No. Virginia is not a Miller Trust (Qualified Income Trust) state. If income exceeds the special income standard, there is no QIT pathway to qualify the way some other states allow. Instead, a monthly medical spend-down may apply. Do not rely on Miller trust information written for other states.
What is the Medicaid look-back period in Virginia?
Virginia reviews asset transfers made in the 60 months (five years) before a long-term-care Medicaid application. Uncompensated gifts within that window can create a penalty period. Some transfers are exempt or curable, so a transfer within the look-back is a reason to get legal review before applying, not an automatic disqualification.

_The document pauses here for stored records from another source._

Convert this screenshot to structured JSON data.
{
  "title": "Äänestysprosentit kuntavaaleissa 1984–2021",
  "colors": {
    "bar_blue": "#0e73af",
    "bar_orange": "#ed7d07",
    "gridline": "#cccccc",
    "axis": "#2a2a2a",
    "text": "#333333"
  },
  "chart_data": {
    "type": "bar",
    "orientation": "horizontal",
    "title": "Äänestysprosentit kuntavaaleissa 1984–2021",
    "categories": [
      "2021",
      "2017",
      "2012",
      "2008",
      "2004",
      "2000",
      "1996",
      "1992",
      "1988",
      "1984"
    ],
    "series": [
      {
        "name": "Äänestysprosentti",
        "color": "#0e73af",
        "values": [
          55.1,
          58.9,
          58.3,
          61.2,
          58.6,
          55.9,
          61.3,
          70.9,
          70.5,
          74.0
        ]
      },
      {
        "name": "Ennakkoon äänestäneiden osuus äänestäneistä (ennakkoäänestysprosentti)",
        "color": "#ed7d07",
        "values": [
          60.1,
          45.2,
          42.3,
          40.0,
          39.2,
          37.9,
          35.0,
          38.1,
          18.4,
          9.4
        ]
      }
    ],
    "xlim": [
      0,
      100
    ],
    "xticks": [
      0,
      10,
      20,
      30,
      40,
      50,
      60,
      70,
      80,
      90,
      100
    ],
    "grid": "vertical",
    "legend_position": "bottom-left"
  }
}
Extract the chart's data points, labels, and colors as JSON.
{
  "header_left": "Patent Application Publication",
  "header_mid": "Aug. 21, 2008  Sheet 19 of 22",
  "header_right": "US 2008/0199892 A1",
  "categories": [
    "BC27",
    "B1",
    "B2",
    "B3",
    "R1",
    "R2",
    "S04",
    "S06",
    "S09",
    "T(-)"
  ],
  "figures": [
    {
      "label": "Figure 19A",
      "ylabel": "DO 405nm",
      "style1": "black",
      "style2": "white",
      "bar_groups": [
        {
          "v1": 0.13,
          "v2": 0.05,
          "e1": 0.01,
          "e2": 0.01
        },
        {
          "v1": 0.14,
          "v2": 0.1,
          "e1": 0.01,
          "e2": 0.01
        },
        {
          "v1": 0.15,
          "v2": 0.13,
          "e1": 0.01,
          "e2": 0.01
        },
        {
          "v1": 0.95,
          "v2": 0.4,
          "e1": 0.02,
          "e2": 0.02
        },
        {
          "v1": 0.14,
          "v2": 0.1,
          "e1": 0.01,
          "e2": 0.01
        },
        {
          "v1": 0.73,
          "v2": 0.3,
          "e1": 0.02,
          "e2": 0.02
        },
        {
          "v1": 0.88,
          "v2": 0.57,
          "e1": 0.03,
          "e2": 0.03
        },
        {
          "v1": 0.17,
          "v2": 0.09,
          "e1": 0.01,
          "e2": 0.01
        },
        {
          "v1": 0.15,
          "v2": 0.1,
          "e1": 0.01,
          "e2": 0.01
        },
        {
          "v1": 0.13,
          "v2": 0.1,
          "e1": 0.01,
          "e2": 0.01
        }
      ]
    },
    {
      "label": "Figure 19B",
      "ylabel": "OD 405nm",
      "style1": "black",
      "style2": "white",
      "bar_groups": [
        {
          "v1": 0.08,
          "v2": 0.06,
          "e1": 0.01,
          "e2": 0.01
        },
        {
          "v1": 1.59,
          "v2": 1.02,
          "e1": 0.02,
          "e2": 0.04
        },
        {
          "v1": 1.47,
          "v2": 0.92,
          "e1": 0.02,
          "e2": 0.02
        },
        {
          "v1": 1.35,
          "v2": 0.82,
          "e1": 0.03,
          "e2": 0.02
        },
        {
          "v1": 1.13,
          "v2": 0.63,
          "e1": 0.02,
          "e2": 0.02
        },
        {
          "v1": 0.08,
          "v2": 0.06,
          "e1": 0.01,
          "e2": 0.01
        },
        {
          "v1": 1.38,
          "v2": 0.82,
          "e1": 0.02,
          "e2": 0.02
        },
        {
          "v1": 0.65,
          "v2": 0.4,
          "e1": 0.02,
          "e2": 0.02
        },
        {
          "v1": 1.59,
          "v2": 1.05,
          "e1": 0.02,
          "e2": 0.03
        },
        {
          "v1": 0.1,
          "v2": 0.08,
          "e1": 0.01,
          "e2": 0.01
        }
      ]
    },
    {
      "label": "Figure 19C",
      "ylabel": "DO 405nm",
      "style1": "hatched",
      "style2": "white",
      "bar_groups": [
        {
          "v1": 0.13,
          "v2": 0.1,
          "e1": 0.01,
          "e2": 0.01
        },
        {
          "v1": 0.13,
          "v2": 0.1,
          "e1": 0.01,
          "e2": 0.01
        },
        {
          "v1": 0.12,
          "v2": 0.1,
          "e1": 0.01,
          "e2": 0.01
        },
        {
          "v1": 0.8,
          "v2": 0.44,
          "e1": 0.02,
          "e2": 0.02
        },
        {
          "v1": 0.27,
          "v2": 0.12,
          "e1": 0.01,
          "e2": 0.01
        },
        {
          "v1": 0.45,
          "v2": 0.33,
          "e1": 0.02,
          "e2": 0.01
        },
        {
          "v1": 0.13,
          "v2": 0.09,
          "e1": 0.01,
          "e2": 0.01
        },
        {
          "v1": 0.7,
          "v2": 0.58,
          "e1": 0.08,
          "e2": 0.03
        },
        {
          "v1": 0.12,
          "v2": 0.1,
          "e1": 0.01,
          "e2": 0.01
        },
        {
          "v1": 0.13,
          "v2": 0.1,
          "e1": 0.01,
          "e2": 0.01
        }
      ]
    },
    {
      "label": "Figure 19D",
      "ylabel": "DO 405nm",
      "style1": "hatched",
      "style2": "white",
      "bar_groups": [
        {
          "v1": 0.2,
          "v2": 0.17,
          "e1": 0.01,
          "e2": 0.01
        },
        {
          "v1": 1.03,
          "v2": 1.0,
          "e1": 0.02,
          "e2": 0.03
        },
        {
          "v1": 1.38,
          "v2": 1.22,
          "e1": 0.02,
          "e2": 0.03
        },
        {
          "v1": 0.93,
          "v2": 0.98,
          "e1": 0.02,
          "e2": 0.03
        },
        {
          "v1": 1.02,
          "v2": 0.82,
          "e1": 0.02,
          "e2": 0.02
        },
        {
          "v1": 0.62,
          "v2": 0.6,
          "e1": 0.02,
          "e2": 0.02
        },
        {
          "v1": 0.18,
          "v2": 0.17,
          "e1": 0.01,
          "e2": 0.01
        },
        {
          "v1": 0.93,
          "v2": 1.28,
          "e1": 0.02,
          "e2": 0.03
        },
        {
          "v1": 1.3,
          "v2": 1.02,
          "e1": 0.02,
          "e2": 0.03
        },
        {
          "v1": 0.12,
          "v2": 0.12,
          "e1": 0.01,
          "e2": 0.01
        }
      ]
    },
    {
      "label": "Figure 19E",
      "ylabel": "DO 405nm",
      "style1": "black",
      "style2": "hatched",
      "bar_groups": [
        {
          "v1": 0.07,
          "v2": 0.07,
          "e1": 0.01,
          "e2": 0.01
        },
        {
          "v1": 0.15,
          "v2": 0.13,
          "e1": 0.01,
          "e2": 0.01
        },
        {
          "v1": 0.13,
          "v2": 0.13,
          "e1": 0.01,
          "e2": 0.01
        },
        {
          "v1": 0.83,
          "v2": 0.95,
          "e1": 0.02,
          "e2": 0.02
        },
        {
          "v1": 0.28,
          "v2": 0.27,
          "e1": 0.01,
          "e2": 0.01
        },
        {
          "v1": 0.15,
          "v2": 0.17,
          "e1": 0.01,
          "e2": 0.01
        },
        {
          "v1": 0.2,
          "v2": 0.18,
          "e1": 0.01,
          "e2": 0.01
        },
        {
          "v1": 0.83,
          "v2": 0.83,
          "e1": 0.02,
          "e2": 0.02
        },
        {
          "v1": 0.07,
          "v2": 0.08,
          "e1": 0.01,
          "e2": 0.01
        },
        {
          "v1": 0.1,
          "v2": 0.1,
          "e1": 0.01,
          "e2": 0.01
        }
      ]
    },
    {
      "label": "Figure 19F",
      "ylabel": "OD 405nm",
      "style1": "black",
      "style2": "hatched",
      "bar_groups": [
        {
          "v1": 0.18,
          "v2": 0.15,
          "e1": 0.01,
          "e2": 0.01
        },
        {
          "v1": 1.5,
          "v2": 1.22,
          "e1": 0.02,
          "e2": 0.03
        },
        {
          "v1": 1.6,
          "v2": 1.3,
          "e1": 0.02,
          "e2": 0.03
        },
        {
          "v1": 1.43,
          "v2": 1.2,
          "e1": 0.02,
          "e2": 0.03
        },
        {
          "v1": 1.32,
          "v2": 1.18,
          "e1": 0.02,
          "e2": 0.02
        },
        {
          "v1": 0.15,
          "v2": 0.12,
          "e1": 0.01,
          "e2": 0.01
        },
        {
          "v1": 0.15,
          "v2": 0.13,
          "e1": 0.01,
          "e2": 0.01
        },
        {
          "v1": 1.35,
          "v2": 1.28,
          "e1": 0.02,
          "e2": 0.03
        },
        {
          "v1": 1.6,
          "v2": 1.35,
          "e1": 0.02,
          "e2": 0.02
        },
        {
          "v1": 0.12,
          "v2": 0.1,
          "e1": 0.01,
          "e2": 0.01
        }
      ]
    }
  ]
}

Will Medicaid take my house in Virginia?
Not while you or, in many cases, a spouse or certain dependent relatives live in it. The home is often an exempt resource during life. Separately, Virginia's estate recovery program (MERP) can seek repayment from the estate after death, and how the home is titled (for example, a transfer-on-death deed or life estate) affects that exposure. This is a common planning issue worth reviewing.
What is the community spouse resource allowance in Virginia?
When one spouse needs long-term care and the other stays at home, spousal impoverishment rules let the at-home spouse keep a protected share of the couple's countable resources. In 2026 that protected amount ranges from a floor of $32,532 to a maximum of $162,660, subject to the state's official resource assessment. The exact figure turns on a snapshot of the couple's resources, so a formal review is important.
How much does long-term care in Virginia cost per month?
Virginia publishes an average monthly private-pay nursing-facility figure used to calculate Medicaid transfer penalties: about $9,703 per month for Northern Virginia localities and about $7,324 per month for the rest of the state. Actual private-pay rates vary by facility and level of care.
Is this calculator legal advice?
No. It is a free educational estimate based on the information you enter and Virginia rules in effect on the date shown. It is not a determination of Medicaid eligibility, level-of-care approval, transfer-penalty length, or patient pay, and using it does not create an attorney-client relationship. For advice about your situation, speak with a Virginia elder-law attorney.